It's Not Just About Age
The video points out that Japan’s population is aging, and many owners are retiring with no successor. But here’s the deeper truth: countless businesses shutting down are still profitable. They’re not being abandoned because they failed economically. They’re being abandoned because the system refuses to imagine a future not bound by the past.
The succession problems dominating this space aren’t natural. They’re designed.
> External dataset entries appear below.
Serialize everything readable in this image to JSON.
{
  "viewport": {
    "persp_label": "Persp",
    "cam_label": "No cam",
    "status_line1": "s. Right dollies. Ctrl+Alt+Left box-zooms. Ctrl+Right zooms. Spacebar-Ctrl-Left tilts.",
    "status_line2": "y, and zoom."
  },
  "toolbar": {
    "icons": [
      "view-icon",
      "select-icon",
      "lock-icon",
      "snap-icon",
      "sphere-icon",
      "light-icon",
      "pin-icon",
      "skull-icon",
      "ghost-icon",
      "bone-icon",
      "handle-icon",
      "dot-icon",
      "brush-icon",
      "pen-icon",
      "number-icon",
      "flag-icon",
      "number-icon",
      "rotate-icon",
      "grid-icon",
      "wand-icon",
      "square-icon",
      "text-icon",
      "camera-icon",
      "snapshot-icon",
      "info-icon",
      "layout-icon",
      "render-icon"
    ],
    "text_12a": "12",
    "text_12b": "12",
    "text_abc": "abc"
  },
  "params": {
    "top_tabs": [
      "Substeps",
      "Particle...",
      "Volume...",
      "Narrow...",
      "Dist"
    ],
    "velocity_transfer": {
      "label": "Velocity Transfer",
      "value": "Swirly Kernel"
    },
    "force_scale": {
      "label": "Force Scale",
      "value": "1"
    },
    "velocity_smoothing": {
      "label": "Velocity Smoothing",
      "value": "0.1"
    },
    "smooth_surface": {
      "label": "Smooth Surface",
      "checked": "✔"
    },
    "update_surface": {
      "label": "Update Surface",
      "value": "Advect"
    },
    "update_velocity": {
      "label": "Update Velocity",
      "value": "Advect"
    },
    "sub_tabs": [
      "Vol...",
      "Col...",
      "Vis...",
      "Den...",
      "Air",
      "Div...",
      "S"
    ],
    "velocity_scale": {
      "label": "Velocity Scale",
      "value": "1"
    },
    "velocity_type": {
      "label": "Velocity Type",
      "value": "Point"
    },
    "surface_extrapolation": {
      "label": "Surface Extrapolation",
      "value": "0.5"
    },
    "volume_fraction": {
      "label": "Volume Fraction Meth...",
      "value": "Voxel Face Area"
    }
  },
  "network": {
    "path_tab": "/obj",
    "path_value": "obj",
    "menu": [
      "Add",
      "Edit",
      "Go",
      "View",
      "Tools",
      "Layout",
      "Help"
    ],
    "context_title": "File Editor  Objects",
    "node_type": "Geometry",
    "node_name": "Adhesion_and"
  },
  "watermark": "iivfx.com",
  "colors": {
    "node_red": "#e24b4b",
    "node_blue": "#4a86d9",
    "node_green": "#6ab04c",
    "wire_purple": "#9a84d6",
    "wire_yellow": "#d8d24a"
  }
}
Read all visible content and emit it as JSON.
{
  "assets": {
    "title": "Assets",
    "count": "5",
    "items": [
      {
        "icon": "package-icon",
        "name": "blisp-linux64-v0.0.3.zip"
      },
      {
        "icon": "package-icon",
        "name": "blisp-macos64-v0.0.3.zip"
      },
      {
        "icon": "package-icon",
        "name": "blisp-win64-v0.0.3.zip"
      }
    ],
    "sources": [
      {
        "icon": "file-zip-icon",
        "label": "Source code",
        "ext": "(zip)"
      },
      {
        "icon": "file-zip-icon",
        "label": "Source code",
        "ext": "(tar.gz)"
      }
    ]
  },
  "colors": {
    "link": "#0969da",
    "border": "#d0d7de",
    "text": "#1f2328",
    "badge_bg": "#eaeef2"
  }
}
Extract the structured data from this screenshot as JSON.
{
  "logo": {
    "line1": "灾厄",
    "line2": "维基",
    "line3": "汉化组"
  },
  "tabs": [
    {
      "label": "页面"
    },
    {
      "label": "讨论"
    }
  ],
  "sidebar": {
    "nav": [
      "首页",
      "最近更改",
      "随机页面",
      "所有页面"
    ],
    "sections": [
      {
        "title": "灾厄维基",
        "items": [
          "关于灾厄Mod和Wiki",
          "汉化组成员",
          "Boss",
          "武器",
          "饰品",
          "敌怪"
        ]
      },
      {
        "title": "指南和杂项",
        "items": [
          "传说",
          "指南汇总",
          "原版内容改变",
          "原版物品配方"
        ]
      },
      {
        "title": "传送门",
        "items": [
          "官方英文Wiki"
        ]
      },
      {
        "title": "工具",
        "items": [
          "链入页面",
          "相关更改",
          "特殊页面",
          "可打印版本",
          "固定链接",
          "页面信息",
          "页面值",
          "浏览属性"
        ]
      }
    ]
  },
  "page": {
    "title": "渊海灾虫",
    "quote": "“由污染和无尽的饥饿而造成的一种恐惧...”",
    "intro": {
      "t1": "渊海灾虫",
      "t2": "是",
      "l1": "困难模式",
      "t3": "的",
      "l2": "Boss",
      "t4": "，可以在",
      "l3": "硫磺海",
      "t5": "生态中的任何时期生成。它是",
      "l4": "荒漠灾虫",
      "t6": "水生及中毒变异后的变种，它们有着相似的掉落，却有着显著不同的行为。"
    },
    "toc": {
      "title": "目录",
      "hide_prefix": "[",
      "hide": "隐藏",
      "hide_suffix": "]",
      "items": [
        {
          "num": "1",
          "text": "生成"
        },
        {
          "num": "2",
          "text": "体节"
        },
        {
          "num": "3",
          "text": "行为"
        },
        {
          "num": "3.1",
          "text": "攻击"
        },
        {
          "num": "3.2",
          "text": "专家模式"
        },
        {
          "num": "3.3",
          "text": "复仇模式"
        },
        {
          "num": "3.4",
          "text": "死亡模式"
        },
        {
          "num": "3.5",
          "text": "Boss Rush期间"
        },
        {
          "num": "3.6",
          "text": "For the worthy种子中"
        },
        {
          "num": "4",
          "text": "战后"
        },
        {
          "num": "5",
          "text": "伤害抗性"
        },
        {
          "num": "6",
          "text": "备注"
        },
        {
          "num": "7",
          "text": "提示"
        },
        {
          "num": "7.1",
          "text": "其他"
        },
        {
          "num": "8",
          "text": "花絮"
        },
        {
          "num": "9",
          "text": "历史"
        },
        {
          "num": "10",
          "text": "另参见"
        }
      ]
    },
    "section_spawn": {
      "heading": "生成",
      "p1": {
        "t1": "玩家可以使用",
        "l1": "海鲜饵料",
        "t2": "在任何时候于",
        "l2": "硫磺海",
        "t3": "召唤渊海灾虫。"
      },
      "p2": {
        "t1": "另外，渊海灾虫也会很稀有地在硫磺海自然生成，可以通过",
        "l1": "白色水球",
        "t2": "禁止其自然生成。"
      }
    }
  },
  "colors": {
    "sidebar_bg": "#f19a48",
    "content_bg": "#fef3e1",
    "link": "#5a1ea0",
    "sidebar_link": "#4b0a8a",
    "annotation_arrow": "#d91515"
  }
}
- Inheriting a family business is framed as duty, not opportunity
- Government programs are poorly matched to reality on the ground
- Many operations resist even basic modernization, making them unappealing to younger successors
A vibrant 60-year-old tofu maker in Kochi told us he’d rather shutter the store than “let some stranger mess up the taste.” His son works in Tokyo. No one local wants the job. The shop is closing next spring.
Cultural Design Flaws
Much of this begins with Japan’s deeply rooted household structure: the ie (家) system. This concept goes back centuries. It emphasized family continuity, responsibility, and inheritance through bloodlines or carefully selected heirs like mukoyoshi (adopted sons-in-law). The business was the house. The house was the name.
Even after post-war reforms officially dismantled the legal framework of ie, the mentality remained. Honor your ancestors. Protect the brand. Don’t let outsiders in.
This creates enormous internal pressure. If no one in the family wants to take over, the founder sees retirement as abandonment. Selling the business to a stranger is viewed as surrendering your name.
So the shop closes.
The Real Cost of Cultural Rigidity

The Myth of Profitability
People assume that if a business is profitable, it should survive. But in Japan, profit doesn’t protect you from social pressure or outdated expectations. Legacy brands aren’t always valued. Often they’re a burden.
There are sushi shops making ¥10M a year in net profit, with no one lined up to take over. Why? Because the kids don’t want to inherit 16-hour days, low social status, and a business tied to one neighborhood.
This is why Japan business closures keep increasing. Profitability doesn’t matter if continuity feels impossible.
A Quiet Collapse with Loud Effects
Each shuttered business sends out shockwaves.
In Tokyo, it might mean one less bento shop. In Wakayama, it could be the only hardware store for 20 kilometers. In Ibaraki, it might be the community center that was also a cafe.
These closures hollow out towns. They leave behind boarded windows and stories with no future. And once they disappear, they rarely come back.
A 90-year-old soba restaurant in Yamanashi closed last year. The building is still there. But mold is creeping through the tatami. The sign has faded. People drive past and feel something has gone missing—even if they didn’t eat there often.
This is not just about economics. It’s about identity loss. Memory degradation.
What Akiyaz Sees
At Akiyaz, we view this as a design opportunity. Rather than waiting for a family heir to magically return, we focus on succession problems as systems design failures.
We work with sellers who are ready to be honest. Buyers who are ready to build. Municipalities that are ready to support new models.
Our Work Includes
- Facilitating conversations between elderly shopkeepers and first-time foreign buyers
- Helping local officials see how flexible zoning could save a historic commercial corridor
- Coordinating with lawyers to make ownership transfers clearer and faster for non-Japanese applicants
- Supporting entrepreneurs who want to combine legacy with innovation, like turning a closed fish processing facility into a craft brewery
We believe that succession should be reframed as selection.
Other Nations Watching
Japan is not alone. South Korea faces similar succession rates. Germany’s Mittelstand—small and midsize family businesses—are beginning to experience their own demographic cliff. In the United States, baby boomer-led firms are closing at a historic rate, with millennial buyers preferring to start fresh rather than inherit.
But Japan offers a cautionary tale of what happens when continuity is prioritized over adaptability.
The question is not, “Who will inherit?” but “What conditions would allow someone to care enough to stay?”
Rebuilding Legacies by Redesign
Akiyaz believes that there is a path forward. But it must begin with three shifts:
- Normalize external successors
Businesses should be encouraged to find the best next operator, not the nearest relative. - Digitize and document
Even simple improvements like digital inventory systems or written manuals can make a huge difference for transfer readiness. - Leverage lifestyle migration
Many people want to live in Japan, but don’t know how to stay. Linking succession opportunities to visa programs—like investor or management visas—could create a powerful pipeline of new business leaders.
Let the Torch Pass, Even If It Burns Differently
The point of a legacy isn’t replication. It’s continuation.
Let the next soba master change the recipe. Let the next innkeeper turn the ryokan into a co-working and arts retreat. Let it evolve.
This is not cultural erosion. It’s cultural preservation through use. Through relevance.
Letting it sit silent guarantees only decay.